Sure, it’s not my preferred method of drinking beer, which is either after playing baseball
or while watching the Packers play
or while eating wings and watching the superbowl
but single mothers….sometimes we** drink. And sometimes we stuff our faces with pizza…because, you know, it’s 10pm, and all three of my children are still awake. Josh is reading some book and coming in every 11 minutes to tell me “just one last thing…it’s so funny!” and Emily is wandering back in and out of my room to tell me that she needs new socks and to get another peek at the show I am watching and she just NEEDS to tell me that she played ‘shit’ in her game of Words With Friends with Metalia and Isabella is in my bathroom, peeing for the 4th time since she has been put to bed.
Good times.
The thing is, though, there’s only so much I can do with three kids on a rainy and miserable three-day long weekend.
We mega monopolied, which, ps, is wicked fun.
We went to see suffered through Alvin and the Chipmunks: The Squeakuel.
We went for donuts. twice. And, ps, I stopped counting at, gulp, 5…but, you guys, those chocolote-creme filled suckers and way too effing good.

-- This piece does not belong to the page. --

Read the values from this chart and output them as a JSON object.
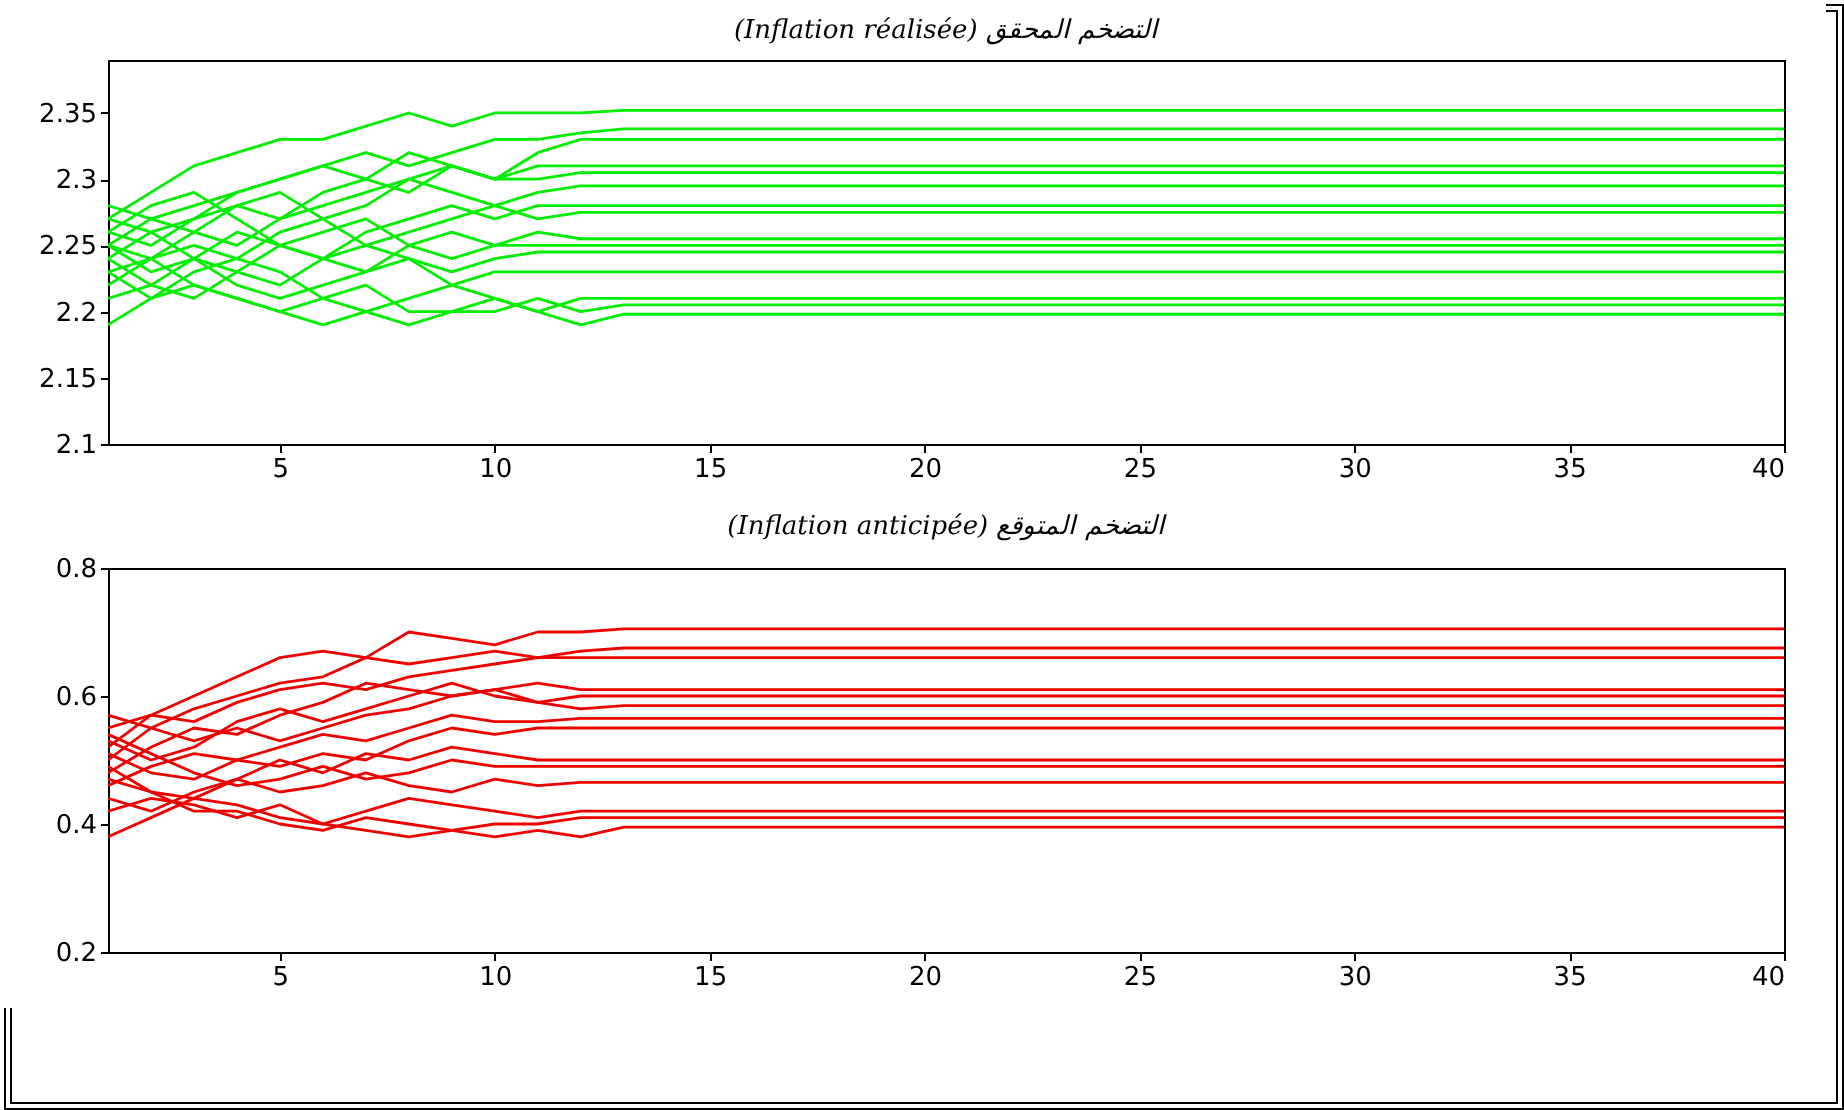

We went out for Chinese to a way-too-fancy-for-my-rugrats restaurant where Isabella decided to stuff some white rice in the pockets of her jeans, in case she needed a fix later on.
Isabella got her markers taken away – again – for decorating her ENTIRE BODY with them. Damn you, Robert Munsch and your Purple, Green, and Yellow book for giving my child BAD IDEAS. We won’t get started on what kind of ideas he gave her with Makeup Mess, but I’ll just tell you that Isabella is never allowed to go near makeup of any kind every again and I am out $85 dollars replacing brushes and blushes.
Emily and I critiqued the entire Golden Globes together…we both were unimpressed with Drew Barrymore’s speech AND her dress. She didn’t get my “James Cameron looks like he may have signed The Declaration of Independence. I’m just saying” tweet. Maybe she’s just a little too Canadian.
I threw out 26 half-empty water bottles.
We went to Toys r Us in the pouring rain whereupon I used the word “NO” 921 times and said, “it’s okay…you can cry. I can take it.” at least 18 times. I am getting really good at sticking to my guns. The negative number in my bank account is helping me do that, of course. but, sticking to the guns, no less.
I cleaned up at least 4 presents that Indiana left for me inside the damn house.
I beaded too many necklaces and made too many friendship bracelets.
I gave Isabella 47 time-outs for screaming and speaking rudely to me. Clearly, that method of punishment is working well.
I heard more WHINE than any non-deaf person should ever have to listen to.
So, yes, sometimes single mothers drink. And this one is having her second third beer.
**and while technically I’m only a single parent for two weeks out of every month, they still allow me to be part of the club. I even got a jacket. heh.